However, a growing interest in natural foods has revived interest in raw milk, which some say includes healthy elements eliminated when it goes through the pasteurization process.
Research however, shows little difference nutritionally between raw and pasteurized milk.
Although restrictions on milk continue, many states such as Massachusetts do allow the sale of raw milk.
Discussion at the March 17 meeting turned to the safety of raw milk, something board members wanted to keep the focus on rather than claims about the shortcomings of pasteurization.
Commenting on an article quoted by Cahen dealing with the deficiencies of pasteurized milk, board Chairman Jason Weber said that whatever the truth of the claims might be, they said nothing about the health risks of raw milk.
"That's not part of our discussion as far as I'm concerned," Horowitz told Cahen.
Cahen was supported by a number of other raw-milk advocates in town, including Cynthia Labbe, owner of the Gentle Zephyr farm, where she raises goats for their milk.
Labbe said she had been certified by the state to sell raw milk and wanted to establish a dairy for the product.
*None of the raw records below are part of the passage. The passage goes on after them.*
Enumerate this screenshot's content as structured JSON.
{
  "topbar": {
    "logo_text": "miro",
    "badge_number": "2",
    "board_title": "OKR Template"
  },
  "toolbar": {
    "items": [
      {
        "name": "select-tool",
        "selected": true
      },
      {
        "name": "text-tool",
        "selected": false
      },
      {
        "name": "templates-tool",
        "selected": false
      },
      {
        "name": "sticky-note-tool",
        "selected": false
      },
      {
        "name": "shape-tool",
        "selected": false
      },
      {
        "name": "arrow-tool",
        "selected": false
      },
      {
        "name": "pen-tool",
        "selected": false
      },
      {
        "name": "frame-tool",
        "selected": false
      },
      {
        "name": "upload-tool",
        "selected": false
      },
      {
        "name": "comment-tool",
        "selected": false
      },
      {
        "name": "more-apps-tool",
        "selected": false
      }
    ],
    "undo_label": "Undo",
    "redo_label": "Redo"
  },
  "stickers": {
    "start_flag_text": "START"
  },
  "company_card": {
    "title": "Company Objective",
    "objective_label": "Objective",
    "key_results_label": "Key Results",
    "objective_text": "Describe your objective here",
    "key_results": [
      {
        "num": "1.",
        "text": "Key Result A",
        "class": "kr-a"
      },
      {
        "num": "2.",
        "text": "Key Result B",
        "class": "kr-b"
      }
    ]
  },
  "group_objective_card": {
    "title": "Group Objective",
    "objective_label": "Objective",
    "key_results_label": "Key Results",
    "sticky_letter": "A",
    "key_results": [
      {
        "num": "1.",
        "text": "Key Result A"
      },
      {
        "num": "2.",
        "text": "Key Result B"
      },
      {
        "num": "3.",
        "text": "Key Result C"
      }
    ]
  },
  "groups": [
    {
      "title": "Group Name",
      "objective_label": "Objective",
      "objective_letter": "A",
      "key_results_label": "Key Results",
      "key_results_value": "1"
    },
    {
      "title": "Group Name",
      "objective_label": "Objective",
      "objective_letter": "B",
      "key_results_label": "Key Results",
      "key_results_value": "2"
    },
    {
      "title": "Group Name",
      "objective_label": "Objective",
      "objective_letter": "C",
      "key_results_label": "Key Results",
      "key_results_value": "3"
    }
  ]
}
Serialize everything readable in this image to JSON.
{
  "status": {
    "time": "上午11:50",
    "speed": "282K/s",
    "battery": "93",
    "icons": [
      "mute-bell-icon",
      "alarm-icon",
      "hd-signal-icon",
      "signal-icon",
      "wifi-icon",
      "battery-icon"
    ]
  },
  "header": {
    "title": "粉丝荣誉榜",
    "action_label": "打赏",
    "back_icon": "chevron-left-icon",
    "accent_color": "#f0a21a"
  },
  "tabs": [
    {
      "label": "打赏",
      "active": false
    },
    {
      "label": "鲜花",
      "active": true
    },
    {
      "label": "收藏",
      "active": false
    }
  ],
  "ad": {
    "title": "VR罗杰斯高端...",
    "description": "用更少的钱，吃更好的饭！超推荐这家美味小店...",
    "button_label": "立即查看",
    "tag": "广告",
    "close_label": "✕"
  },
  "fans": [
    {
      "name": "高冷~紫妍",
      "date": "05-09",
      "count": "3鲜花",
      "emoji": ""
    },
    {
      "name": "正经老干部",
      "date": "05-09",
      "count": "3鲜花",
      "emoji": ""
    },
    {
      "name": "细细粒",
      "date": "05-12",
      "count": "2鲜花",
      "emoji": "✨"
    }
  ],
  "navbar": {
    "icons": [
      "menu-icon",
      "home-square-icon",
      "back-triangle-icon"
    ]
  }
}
Horowitz said she believed that there was a bylaw in town that prevented the sale of raw milk but when it was read, it seemed to simply refer to state law that allowed for the sale of raw milk with proper certification.
"So there's no law against selling raw milk," concluded Labbe. "If we conform to state requirements, we can sell raw milk."
Board members however, were not as certain, deciding that they needed to consult with legal counsel as well as health agent Ira Grossman, who was not in attendance at the meeting.
Disappointed that no firm position would be taken by the board that night, Cahen said she was not appearing before members just for herself.
"I'm doing it in the name of agricultural development in Groton," Cahen explained.
"My interpretation of the bylaw," added George Moore, a member of the town's Agriculture Commission, "is that if state regulations are met, it (the sale of raw milk in town) can be done."
But board members insisted that they intended to take no further action until its consultants could be questioned.
"I won't make a decision without that," said Horowitz.
With that, the board voted to continue the public hearing until its meeting of April 7.
At that time, Weber asked Cahen to supply the board with hard information about the safety of raw milk, particularly for children.
"I think data is the key," explained Weber.